So Makhaya Ntini has turned in his papers and decided to call it quits, and quite frankly nobody really seems to care!
Well, nobody except Makhaya Ntini himself.
For no sooner had the news filtered in that Ntini had stepped down from his role as Zimbabwe’s bowling did the 40-year-old scurry back home to refute the statement.
Speaking to a South African radio station – Radio 2000 – Ntini claims that not only did he not resign but he was forced out by some individuals who went to management and complained about his coaching style.
“The honest truth is that I didn’t resign,” Ntini is quoted as saying.
“I received a text message from the MD (Faisal Hasnain), saying that he would like to talk to me.
“. . . He reminded me that we had a chat about four months ago regarding some of the players’ unhappiness.
“Some of the players and the staff members went to see him and reported that they are not happy with the job I am doing and that the job that I was given was not meant for me,” he said.
Ntini goes on to say that he was told he would not be part of the Bangladesh tour and alleges that he was then asked to step down. He lashed out at some unknown parties, calling them cowards.
Ntini’s case – from his appointment, tenure and apparent dismissal or resignation – is an interesting case.
For one, true to the alleged complaints, the former South African fast bowler had no place being on the Chevrons dug out in the first place.
It was Zimbabwe Cricket’s wish, as the employee put it, that his 101 Tests, 173 ODIs and 10 T20Is for the Proteas would translate into something concrete in terms of coaching and follow the footsteps of some players that managed to make that transition.
Amongst them Zimbabwe’s own Grant and Any Flower, Heath Streak, Ryan Harris, India’s Rahul Dravid and Anil Kumble to name but a few.
The only difference was that the above all have certified papers while Ntini has none.
What should have been was to bring in Ntini as a consultant as was the plan when he and Marvin Atapattu were first brought in back in 2016.
This is not to say that Ntini’s two-year stint has been a total disaster as the 40-year-old brought two crucial things into the Chevrons dressing room; namely an infectious smile and a strong adherence to fitness.
The Mdingi Express, as Ntini is also known, was always the life of the party be it whistling during post-match interviews, sharing a joke or two with his players or greeting journalists with a huge smile on his face.
His love for fitness is well documented. And Ntini would often push his players to their mental and physical limits, something that caused friction with him and the players and ultimately led to his “forced” resignation as he puts it.

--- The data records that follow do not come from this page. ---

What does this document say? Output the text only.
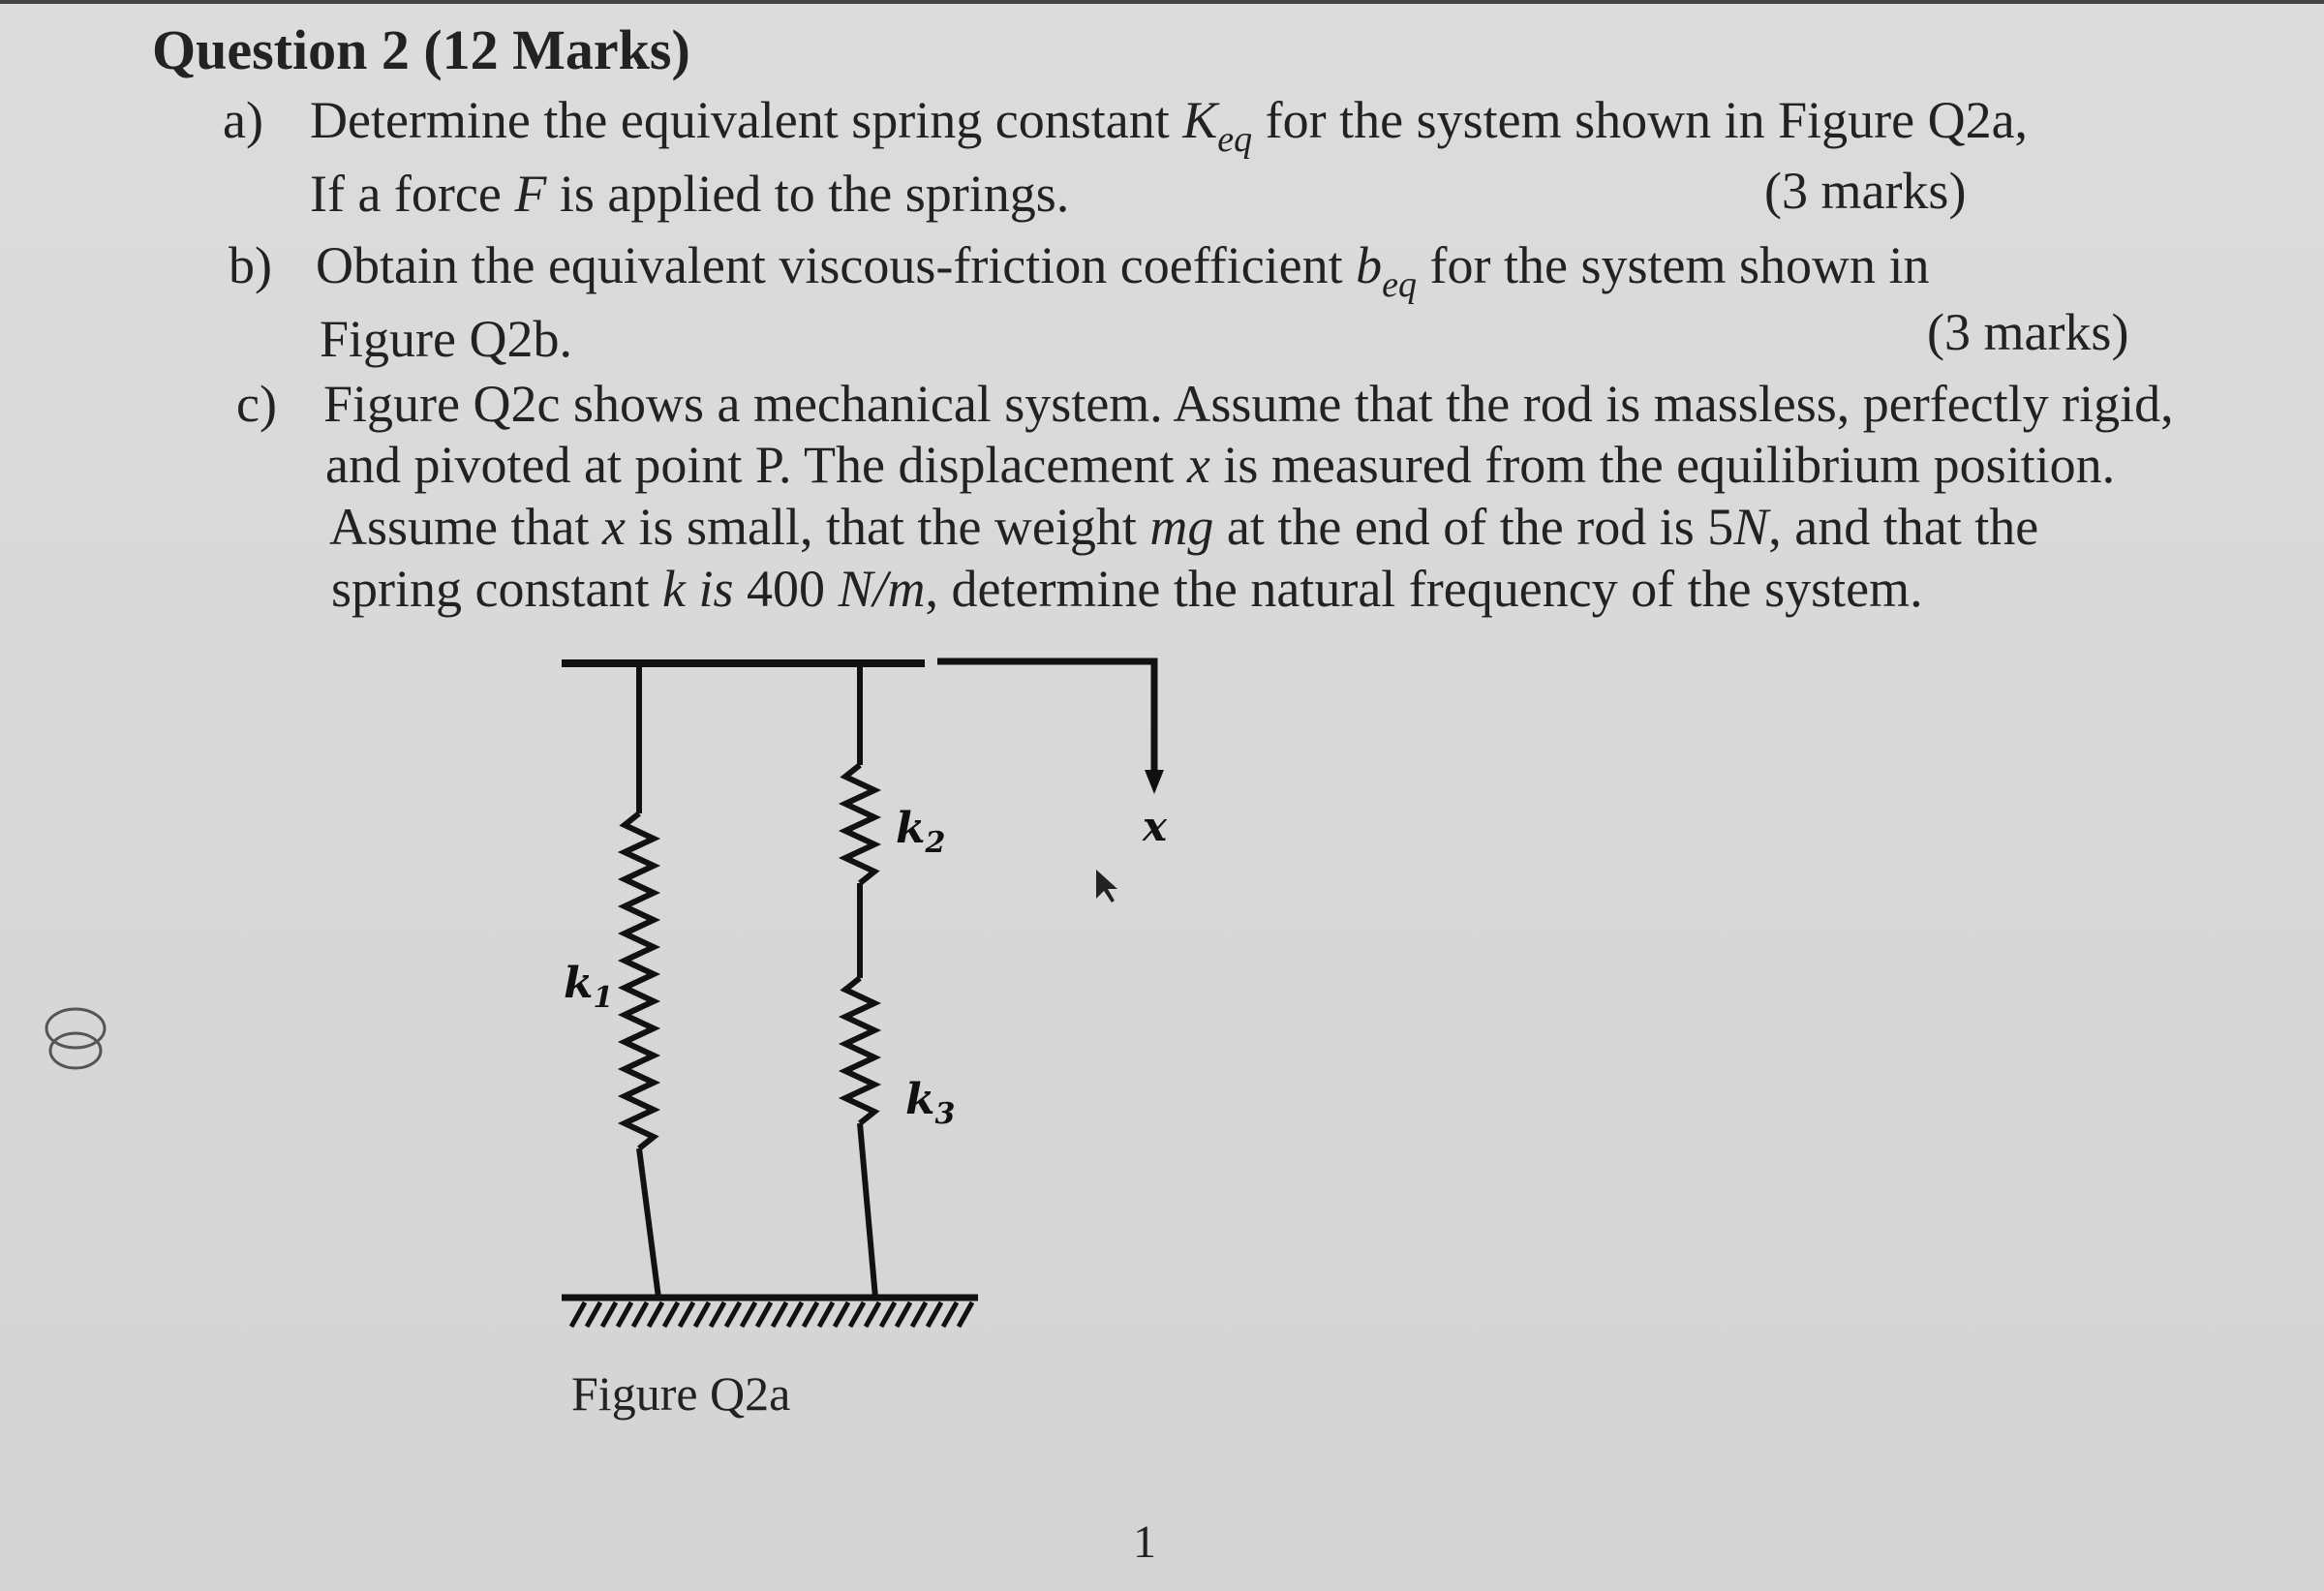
Question 2 (12 Marks)
a) Determine the equivalent spring constant $K_{eq}$ for the system shown in Figure Q2a,
If a force F is applied to the springs.	(3 marks)
b) Obtain the equivalent viscous-friction coefficient $b_{eq}$ for the system shown in
Figure Q2b.	(3 marks)
c) Figure Q2c shows a mechanical system. Assume that the rod is massless, perfectly rigid,
and pivoted at point P. The displacement x is measured from the equilibrium position.
Assume that x is small, that the weight mg at the end of the rod is 5N, and that the
spring constant k is 400 N/m, determine the natural frequency of the system.
$k_1$
$k_2$
$k_3$
x
Figure Q2a
1
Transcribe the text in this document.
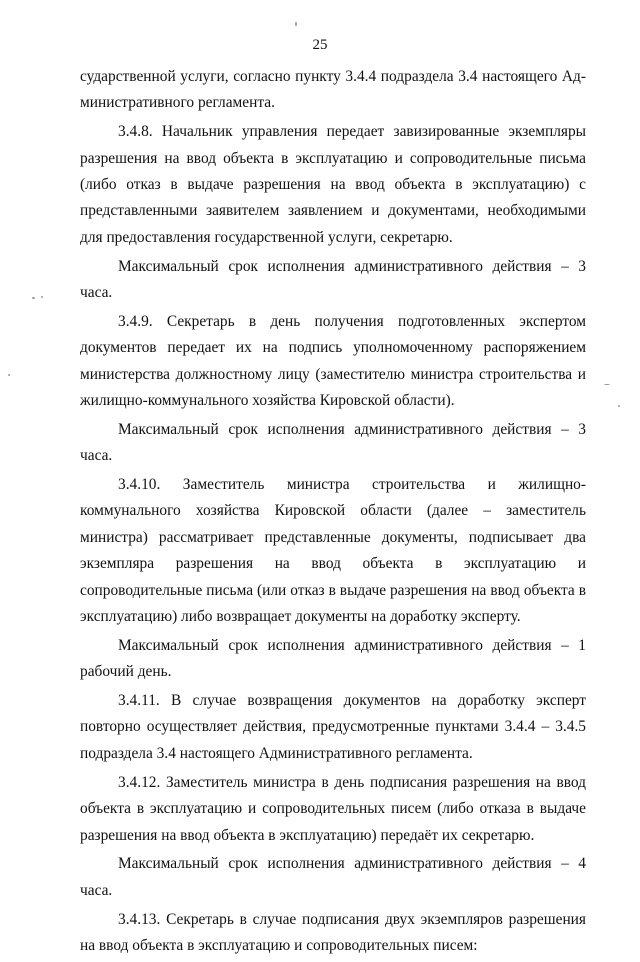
25

сударственной услуги, согласно пункту 3.4.4 подраздела 3.4 настоящего Административного регламента.

3.4.8. Начальник управления передает завизированные экземпляры разрешения на ввод объекта в эксплуатацию и сопроводительные письма (либо отказ в выдаче разрешения на ввод объекта в эксплуатацию) с представленными заявителем заявлением и документами, необходимыми для предоставления государственной услуги, секретарю.

Максимальный срок исполнения административного действия – 3 часа.

3.4.9. Секретарь в день получения подготовленных экспертом документов передает их на подпись уполномоченному распоряжением министерства должностному лицу (заместителю министра строительства и жилищно-коммунального хозяйства Кировской области).

Максимальный срок исполнения административного действия – 3 часа.

3.4.10. Заместитель министра строительства и жилищно-коммунального хозяйства Кировской области (далее – заместитель министра) рассматривает представленные документы, подписывает два экземпляра разрешения на ввод объекта в эксплуатацию и сопроводительные письма (или отказ в выдаче разрешения на ввод объекта в эксплуатацию) либо возвращает документы на доработку эксперту.

Максимальный срок исполнения административного действия – 1 рабочий день.

3.4.11. В случае возвращения документов на доработку эксперт повторно осуществляет действия, предусмотренные пунктами 3.4.4 – 3.4.5 подраздела 3.4 настоящего Административного регламента.

3.4.12. Заместитель министра в день подписания разрешения на ввод объекта в эксплуатацию и сопроводительных писем (либо отказа в выдаче разрешения на ввод объекта в эксплуатацию) передаёт их секретарю.

Максимальный срок исполнения административного действия – 4 часа.

3.4.13. Секретарь в случае подписания двух экземпляров разрешения на ввод объекта в эксплуатацию и сопроводительных писем:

As far as saying the individuals who complained to management are cowards, one can sum it up as a classic case of Karma.
Mickey Arthur, the former South Africa coach, has accused former South Africa fast bowler Makhaya Ntini of stabbing him in the back in his autobiography “Taking the Mickey – The Inside Story”.
In it, Arthur claims that Ntini betrayed him by complaining to senior administrators after he was dropped from the team.
Arthur alleges that Ntini did not handle being dropped well and took the issue to some of the country’s senior cricket administrators, including Cricket South Africa President Dr Mtutuzeli Nyoka and former president Ray Mali.
Ntini was dropped from the one-day international side at the start of the 2008/9 season, with Arthur stepping down the following season.
It remains to be seen whether or not Ntini’s complaints caused Arthur’s resignation.
It also remains unclear if there is any truth in his own accusations of betrayal.
What we do know is that Karma has an annoying habit of biting back when one least expects it and most importantly, Ntini should just be grateful he had that job, pick himself up and move on.
Until we meet again Makhaya, until we meet again!